Recently released statistics from the Office for National Statistics (ONS) show that there was a rapid increase in England’s Covid-19 infection rates in March.
This came after an already high percentage of England’s population testing positive for Covid-19 in 2022 compared to the end of 2021.
According to the data, infection rates rose by almost three per cent in just the past month, with over 530,000 cases of Covid-19 across the nation. Despite the recent figures, opinions about Covid-19 among citizens were mixed between worry and wanting to just move on from the pandemic.
Robert Brooks, a resident in Kingston, said he did not think the recent rise in infections was an issue.

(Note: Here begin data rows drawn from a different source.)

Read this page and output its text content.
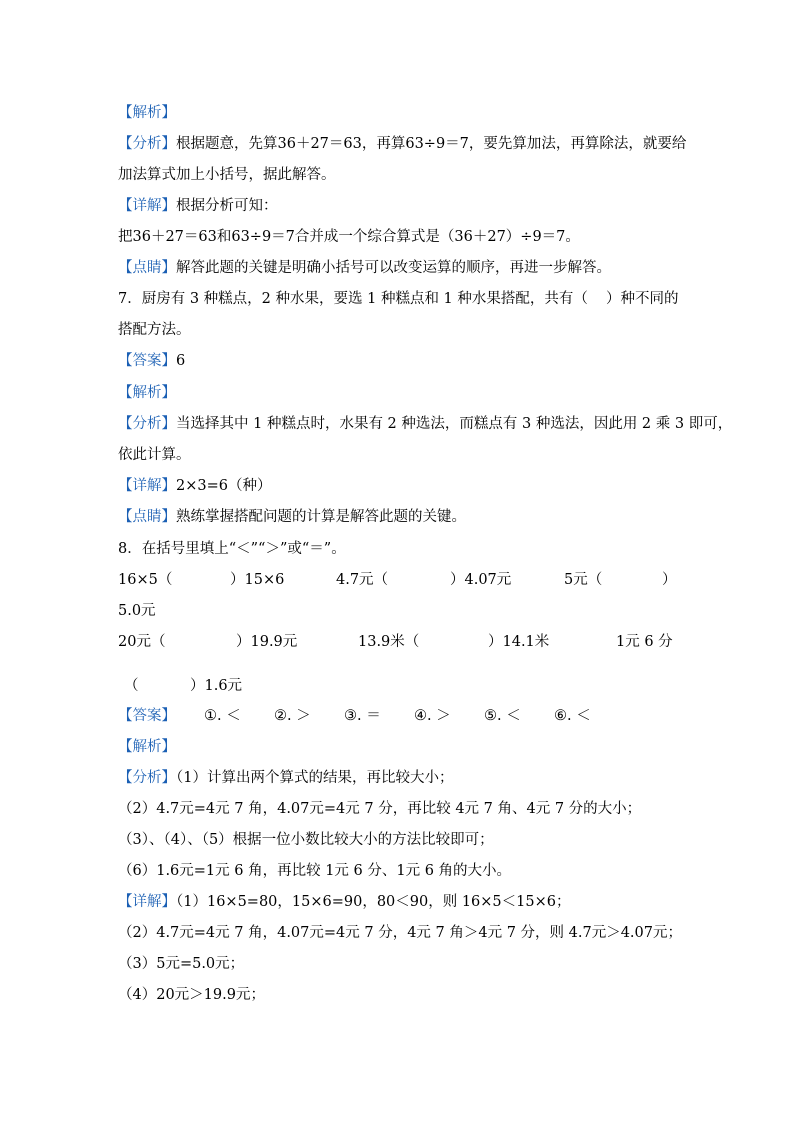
【解析】
【分析】根据题意，先算36＋27＝63，再算63÷9＝7，要先算加法，再算除法，就要给
加法算式加上小括号，据此解答。
【详解】根据分析可知：
把36＋27＝63和63÷9＝7合并成一个综合算式是（36＋27）÷9＝7。
【点睛】解答此题的关键是明确小括号可以改变运算的顺序，再进一步解答。
7．厨房有 3 种糕点，2 种水果，要选 1 种糕点和 1 种水果搭配，共有（ ）种不同的
搭配方法。
【答案】6
【解析】
【分析】当选择其中 1 种糕点时，水果有 2 种选法，而糕点有 3 种选法，因此用 2 乘 3 即可，
依此计算。
【详解】2×3=6（种）
【点睛】熟练掌握搭配问题的计算是解答此题的关键。
8．在括号里填上“＜”“＞”或“＝”。
16×5（	）15×6	4.7元（	）4.07元	5元（	）
5.0元
20元（	）19.9元	13.9米（	）14.1米	1元 6 分
（	）1.6元
【答案】 ①. ＜ ②. ＞ ③. ＝ ④. ＞ ⑤. ＜ ⑥. ＜
【解析】
【分析】（1）计算出两个算式的结果，再比较大小；
（2）4.7元=4元 7 角，4.07元=4元 7 分，再比较 4元 7 角、4元 7 分的大小；
（3）、（4）、（5）根据一位小数比较大小的方法比较即可；
（6）1.6元=1元 6 角，再比较 1元 6 分、1元 6 角的大小。
【详解】（1）16×5=80，15×6=90，80＜90，则 16×5＜15×6；
（2）4.7元=4元 7 角，4.07元=4元 7 分，4元 7 角＞4元 7 分，则 4.7元＞4.07元；
（3）5元=5.0元；
（4）20元＞19.9元；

“We should be concerned with severe illness and death instead of asymptomatic positive tests or coughs and sniffles which is what most of these (cases) are,” he said.
Deaths related to Covid-19 went down since the beginning of the year according to the ONS figures.
The number of Covid-19 related deaths per week have dropped since the last week of January. The data also showed the number of weekly deaths consistently decreased each week since the last week of January.
Charlotte Andrews, another Kingston resident, said that she was scared she and her son who are considered at risk could get infected more easily.
“I am sad and angry that clinically vulnerable people such as myself risk our lives every time we leave the house,” she said. “I also live in fear that my son, who is 19-months-old, will get infected each time we use public transport.”